Rain and thunder and storms. I’ve watched them all my life. When I moved as a child to a house surrounded by the fields of local farms, I could sit up in my room at night and watch the storms raging without the city’s short horizon blocking my view. Even ‘small’ storms seemed epic without buildings and streetlamps to hide them.

Beyond the inspiration of watching them, storms at night cleared the night air. No matter how humid the day was, or how humid the next day might be, a storm meant that the night air would be clear and crisp. The scents on the air were intoxicating, and the lightning seemed to power my creative juices.

There is something for me in that is so elemental in writing; by that I mean the classical elements of fire, air, water and earth.

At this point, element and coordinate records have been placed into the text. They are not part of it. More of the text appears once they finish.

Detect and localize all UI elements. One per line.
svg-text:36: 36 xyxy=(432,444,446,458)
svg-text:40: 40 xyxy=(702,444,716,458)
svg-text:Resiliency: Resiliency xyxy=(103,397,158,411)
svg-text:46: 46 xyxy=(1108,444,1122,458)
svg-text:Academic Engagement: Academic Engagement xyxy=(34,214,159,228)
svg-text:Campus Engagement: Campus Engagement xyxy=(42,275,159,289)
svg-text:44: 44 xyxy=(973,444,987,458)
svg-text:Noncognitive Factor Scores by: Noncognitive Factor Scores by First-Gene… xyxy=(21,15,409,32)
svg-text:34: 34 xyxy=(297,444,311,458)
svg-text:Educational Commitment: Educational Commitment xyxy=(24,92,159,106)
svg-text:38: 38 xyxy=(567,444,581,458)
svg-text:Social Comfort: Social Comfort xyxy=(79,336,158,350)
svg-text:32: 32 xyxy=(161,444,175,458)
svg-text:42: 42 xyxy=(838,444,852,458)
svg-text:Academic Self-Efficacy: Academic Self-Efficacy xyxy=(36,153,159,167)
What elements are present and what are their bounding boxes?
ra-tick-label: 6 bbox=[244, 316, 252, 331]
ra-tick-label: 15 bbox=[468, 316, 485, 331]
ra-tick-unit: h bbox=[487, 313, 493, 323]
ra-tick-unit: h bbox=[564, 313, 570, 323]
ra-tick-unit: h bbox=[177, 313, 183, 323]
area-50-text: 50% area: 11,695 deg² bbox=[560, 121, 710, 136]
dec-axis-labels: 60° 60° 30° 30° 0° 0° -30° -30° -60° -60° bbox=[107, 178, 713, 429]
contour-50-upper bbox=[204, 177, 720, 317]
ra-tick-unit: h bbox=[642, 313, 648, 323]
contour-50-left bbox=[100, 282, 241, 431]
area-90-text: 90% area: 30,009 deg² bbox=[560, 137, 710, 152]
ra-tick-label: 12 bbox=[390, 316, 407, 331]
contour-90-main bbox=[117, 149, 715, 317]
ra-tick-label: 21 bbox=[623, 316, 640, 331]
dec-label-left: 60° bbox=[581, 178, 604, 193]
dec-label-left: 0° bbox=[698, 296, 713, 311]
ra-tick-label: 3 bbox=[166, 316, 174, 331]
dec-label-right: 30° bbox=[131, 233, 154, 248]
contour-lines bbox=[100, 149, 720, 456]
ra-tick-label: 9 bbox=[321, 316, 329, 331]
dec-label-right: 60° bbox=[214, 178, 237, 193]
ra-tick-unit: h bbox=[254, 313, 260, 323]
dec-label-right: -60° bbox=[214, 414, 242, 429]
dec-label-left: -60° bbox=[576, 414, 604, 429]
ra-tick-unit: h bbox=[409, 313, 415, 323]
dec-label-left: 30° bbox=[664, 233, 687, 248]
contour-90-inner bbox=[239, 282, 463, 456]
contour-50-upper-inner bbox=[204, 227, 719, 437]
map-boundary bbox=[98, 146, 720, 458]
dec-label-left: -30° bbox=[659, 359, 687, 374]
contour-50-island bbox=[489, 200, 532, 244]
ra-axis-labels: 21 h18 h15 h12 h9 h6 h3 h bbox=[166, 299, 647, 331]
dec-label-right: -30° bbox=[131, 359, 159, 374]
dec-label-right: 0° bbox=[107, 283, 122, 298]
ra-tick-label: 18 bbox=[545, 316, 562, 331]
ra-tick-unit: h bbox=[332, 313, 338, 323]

Be it the beauty and clarity of storms, or the driving fire, or the pounding surf, or the solid ground, there is just something about it all that gives a piece of strength to me. For all that, there is also the conundrum The of my current life. Everyone has a rhythm and my rhythm is that of a night owl.

My most creative self sparks at around 1:30 in the morning. Perhaps it was all that time I spent sitting up watching the storms that did it or the low fight I fought against insomnia through-out my teen years and into my mid-twenties. It just seems to me there is a stillness at night, even in a house with a tv on, that can never happen in the day. The day always seems so loud to me. It isn’t my neighbourhood or anything else like that. Maybe it’s some kind of “noise” that the day makes, I’m not sure.

However my life circumstances don’t allow me to stay up all night as I’d like, so I end up going to bed and just drifting off to sleep as my creative mind starts to come out to play. While it makes for very interesting dreams, sometimes it frustrates my inner writer into silence during the day. The life of a writer is ever a precarious balance, like the elements of a storm coming together.